[Maggie Gallagher (guest-blogging), October 19, 2005 at 10:48pm] Trackbacks
Marriage Debate and Motives:

I should say that I always assume good will and I know most people who support gay marriage do not want to hurt marriage.

But it is also true that some of the architects and advocates of gay marriage are interested in precisely that: overthrowing what they see as an archaic institution.

Judith Stacey, for example is a sociologist, who was asked to testify as an expert witness in favor of SSM . This is what she wrote several years ago about what gay marriage will mean for marriage:

"Legitimizing gay and lesbian marriages would promote a democratic, pluralist expansion of the meaning, practice, and politics of family life in the United States, helping to supplant the destructive sanctity of The Family with respect for diverse and vibrant families. . . . If we begin to value the meaning and quality of intimate bonds over their customary forms, people might devise marriage and kinship patterns to serve diverse needs. . . . Two friends might decide to "marry" without basing their bond on erotic or romantic attachment. . . . Or, more radical still, perhaps some might dare to question the dyadic limitations of Western marriage and seek some of the benefits of extended family life through small group marriages arranged to share resources, nurturance, and labor. After all, if it is true that "The Two-Parent Family is Better" than a single-parent family, as family-values crusaders proclaim, might not three-, four-, or more-parent families be better yet, as many utopian communards have long believed?" Judith Stacey, Gay and Lesbian Families: Queer Like Us, in All Our Families: New Policies for a New Century 117, 128-29 (Mary Ann Mason, Arlene Skolnick & Stephen D. Sugarman eds., Oxford U. Press 1998).

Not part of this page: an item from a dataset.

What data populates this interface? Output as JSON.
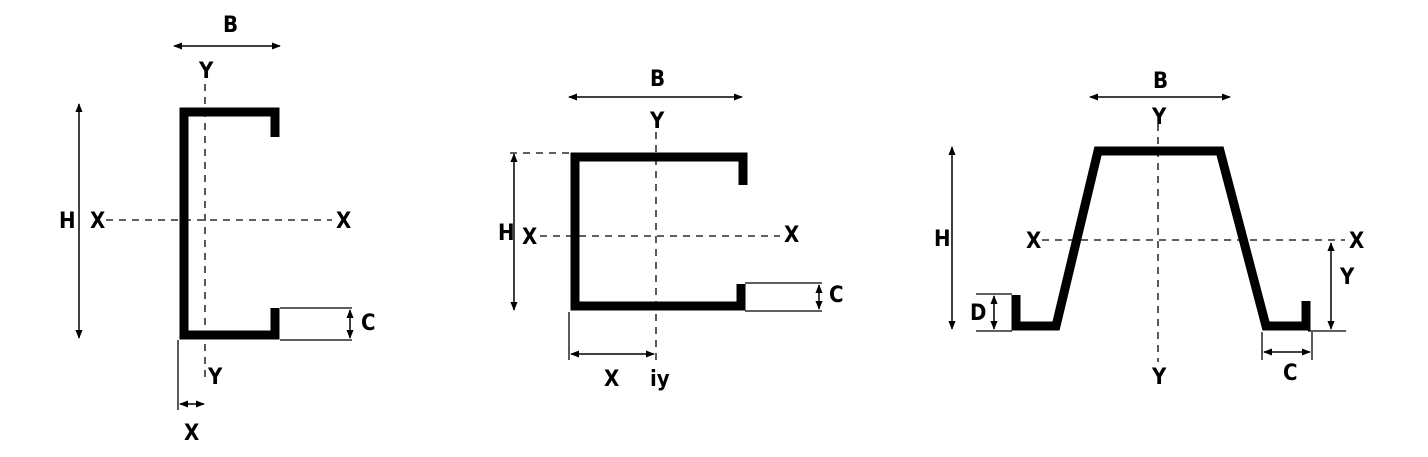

The academic literature is rife with such suggestions--from advocates of SSM. Of course when opponents of SSM bring this up, they get accused of a "parade of horribles" with no basis in logic. But both advocates and opponents of SSM see that something big has changed when marriage becomes a union of any two persons. Procreation and family structure are out.

What's left of marriage? The heart of marriage as a legal construct becomes a legal preference that adult sexual intimacy comes in twosome, for reasons no-one really makes clear except "tradition!"

Disconnected from its role in sustaining the family, fidelity, monogamy and marital sex itself become personal moral preferences, with little clear reason for being written into law.

Marriage becomes the way we stamp an official government Good Housekeeping Seal of Approval on how people have sex and intimacy.

Does that make sense to you? It makes no sense to me, and I'm not even a libertarian. (Although I once was: a Randian, as we called it, then. But that's a story for another day).